27 ~ Zevenentwintig

508 43 2
                                        

Sore ini Nara datang ke rumah Mila, sahabatnya yang kini tinggal di sebuah perumahan elit. Tidak hanya Nara saja yang datang, di sana juga ada Fely dan Tasya. Intinya kelompok kawanan mereka sejak SMA komplit berkumpul di sana.

Dalam pertemuan mereka, hanya Nara yang membawa anaknya, Kayla. Karena anak-anak mereka sudah berusia sama seperti Melfa. Tidak mungkin kalau mereka membawanya. Kalaupun mereka mau, pasti anaknya yang tidak akan mau.

Sekarang ini Kayla sudah seperti boneka bagi tiga mama muda nan cantik itu. Kayla gerak kesana kemari pun selalu diikuti dan pipinya yang gembul itu selalu menjadi sasaran empuk untuk dijadikan squishy.

Nara bersyukur, anak bungsunya ini sepertinya sedang tidak ingin mengeluarkan jiwa savage-nya. Karena biasanya jika Kayla dicubit pipinya dia akan marah, tapi kali ini anak itu hanya menurut.

"Kayla kelas berapa sekarang?" tanya Mila dengan menyuapkan sesendok kecil ice cream banana ke mulut kecil Kayla. Cukup lama Kayla diam tak menjawab Mila. "Tante tanyain kok nggak dijawab sih?" Mila mengusap pipi Kayla.

"Maaf, Tante. Kata Papa kalau lagi makan nggak boleh sambil ngomong, makannya harus dihabisin dulu," jawab Kayla dengan imutnya. "Kayla belum sekolah, tahun depan baru sekolah," imbuhnya sebagai jawaban atas pertanyaan Mila.

Mila, Fely, dan Tasya dibuat tercengang olehnya. Anak berumur 3 tahun tergolong sangat cerdas jika dapat menjawab pertanyaan dengan lugas seperti itu.

Nara, mama-nya sendiri pun juga terlihat tercengang. Bukan karena jawaban Kayla, melainkan karena anak bungsunya itu telah dapat mengucapkan S dan R dengan sempurna, tidak lagi cedal.

"Woahh... Pinternya Kayla. Anak Papa Raffa atau Mama Nara, nih?" Tasya bertepuk tangan kegirangan. "Anak Papa sama Mama," jawab Kayla dengan semangat.

"Bagus lah, anak lo kayak Kak Raffa semua. Seenggaknya nggak kayak Mama-nya yang rada error," celetuk Fely setelah memperhatikan Kayla.

"Iya, bagus mirip Papa-nya, mulutnya pedes. Kalian tuh lagi beruntung nggak kena savage-nya Kayla. Kalau di rumah tuh kakaknya yang sering kena," sahut Nara mengingat seberapa beruntungnya sahabat-sahabatnya ini.

"Emang ya dari dulu Nara nggak bisa ngalahin Kak Raffa. Bahkan gen mereka yang nurun ke anaknya aja banyakan Kak Raffa," ujar Mila yang berhasil membuat Nara melemparkan tatapan tajam padanya.

Bukannya takut, Mila dan yang lainnya malah tertawa puas. Dari dulu tidak ada yang berubah, mereka masih sama suka membuat Nara kesal.

Suara tawa yang memenuhi ruang tamu rumah Mila mendadak terhenti saat muncul suara sebuah dering ponsel. Dering itu berasal dari ponsel Nara yang berada di sampingnya.
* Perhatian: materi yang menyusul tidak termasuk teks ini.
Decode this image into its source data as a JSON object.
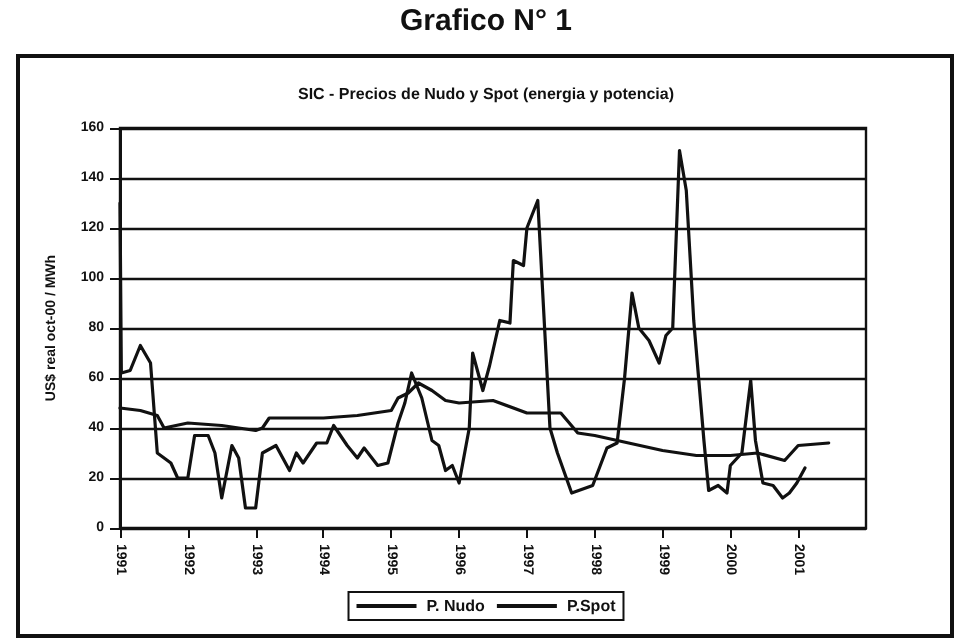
{
  "chart_data": {
    "type": "line",
    "title": "Grafico N° 1",
    "subtitle": "SIC - Precios de Nudo y Spot (energia y potencia)",
    "ylabel": "US$ real oct-00 / MWh",
    "xlim": [
      1991,
      2002
    ],
    "xticks": [
      1991,
      1992,
      1993,
      1994,
      1995,
      1996,
      1997,
      1998,
      1999,
      2000,
      2001
    ],
    "ylim": [
      0,
      160
    ],
    "yticks": [
      0,
      20,
      40,
      60,
      80,
      100,
      120,
      140,
      160
    ],
    "grid": "y",
    "legend": "bottom",
    "marker": "none",
    "line_style": "solid",
    "series": [
      {
        "name": "P. Nudo",
        "color": "#111111",
        "x": [
          1991,
          1991.3,
          1991.55,
          1991.65,
          1992,
          1992.5,
          1993,
          1993.1,
          1993.2,
          1994,
          1994.5,
          1995,
          1995.1,
          1995.25,
          1995.4,
          1995.6,
          1995.8,
          1996,
          1996.5,
          1997,
          1997.5,
          1997.75,
          1998,
          1998.5,
          1999,
          1999.5,
          2000,
          2000.4,
          2000.8,
          2001,
          2001.45
        ],
        "values": [
          48,
          47,
          45,
          40,
          42,
          41,
          39,
          40,
          44,
          44,
          45,
          47,
          52,
          54,
          58,
          55,
          51,
          50,
          51,
          46,
          46,
          38,
          37,
          34,
          31,
          29,
          29,
          30,
          27,
          33,
          34
        ]
      },
      {
        "name": "P.Spot",
        "color": "#111111",
        "x": [
          1991,
          1991.02,
          1991.15,
          1991.3,
          1991.45,
          1991.55,
          1991.75,
          1991.85,
          1992,
          1992.1,
          1992.3,
          1992.4,
          1992.5,
          1992.65,
          1992.75,
          1992.85,
          1993,
          1993.1,
          1993.3,
          1993.5,
          1993.6,
          1993.7,
          1993.9,
          1994.05,
          1994.15,
          1994.35,
          1994.5,
          1994.6,
          1994.8,
          1994.95,
          1995.1,
          1995.2,
          1995.3,
          1995.45,
          1995.6,
          1995.7,
          1995.8,
          1995.9,
          1996,
          1996.15,
          1996.2,
          1996.35,
          1996.45,
          1996.6,
          1996.75,
          1996.8,
          1996.95,
          1997,
          1997.16,
          1997.34,
          1997.45,
          1997.66,
          1997.97,
          1998.18,
          1998.33,
          1998.44,
          1998.55,
          1998.65,
          1998.8,
          1998.95,
          1999.05,
          1999.15,
          1999.25,
          1999.35,
          1999.46,
          1999.61,
          1999.68,
          1999.82,
          1999.95,
          2000,
          2000.17,
          2000.3,
          2000.37,
          2000.48,
          2000.63,
          2000.77,
          2000.87,
          2000.98,
          2001.1
        ],
        "values": [
          130,
          62,
          63,
          73,
          66,
          30,
          26,
          20,
          20,
          37,
          37,
          30,
          12,
          33,
          28,
          8,
          8,
          30,
          33,
          23,
          30,
          26,
          34,
          34,
          41,
          33,
          28,
          32,
          25,
          26,
          42,
          50,
          62,
          52,
          35,
          33,
          23,
          25,
          18,
          40,
          70,
          55,
          65,
          83,
          82,
          107,
          105,
          120,
          131,
          40,
          30,
          14,
          17,
          32,
          34,
          60,
          94,
          80,
          75,
          66,
          77,
          80,
          151,
          135,
          83,
          35,
          15,
          17,
          14,
          25,
          30,
          59,
          35,
          18,
          17,
          12,
          14,
          18,
          24
        ]
      }
    ]
  }
}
Di sana terpampang jelas pemanggil dengan nama kontak 'Kak Fanny'. Dengan cepat Nara mengangkatnya, takutnya ada hal yang memang benar-benar penting.
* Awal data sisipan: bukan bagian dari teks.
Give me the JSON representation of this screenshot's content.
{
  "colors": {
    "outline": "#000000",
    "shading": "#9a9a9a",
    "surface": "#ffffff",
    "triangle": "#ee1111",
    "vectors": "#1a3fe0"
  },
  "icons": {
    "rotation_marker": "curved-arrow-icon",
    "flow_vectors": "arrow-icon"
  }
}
"Halo! Ada apa, Kak?" tanya Nara begitu panggilan tersambung. Ibu dengan dua anak itu terdiam beberapa saat dan wajahnya terlihat begitu cemas.

"Iya, gue bisa. Sekarang Kakak tenang dulu, ya. Pasti gue bantuin kok," ujar Nara dengan nada bicaranya yang terdengar lembut.

Sambungan telfon terputus, Nara terlihat sangat terburu-buru mengambil tasnya dan menggendong Kayla. Suasana di ruang tamu Mila pun menjadi hening karena mereka bingung dengan apa yang terjadi sekarang.

"Gue balik duluan. Maaf gue nggak bisa ikut makan nanti malem," ucap Nara setengah berteriak karena ia sudah mula berjalan menjauh dari mereka.

Langkah kaki Nara yang kecil cukup menyulitkannya untuk segera mencapai mobilnya yang ada di depan gerbang rumah Mila. Mobilnya memang tidak ia masukkan karena halaman rumah Mila sempit.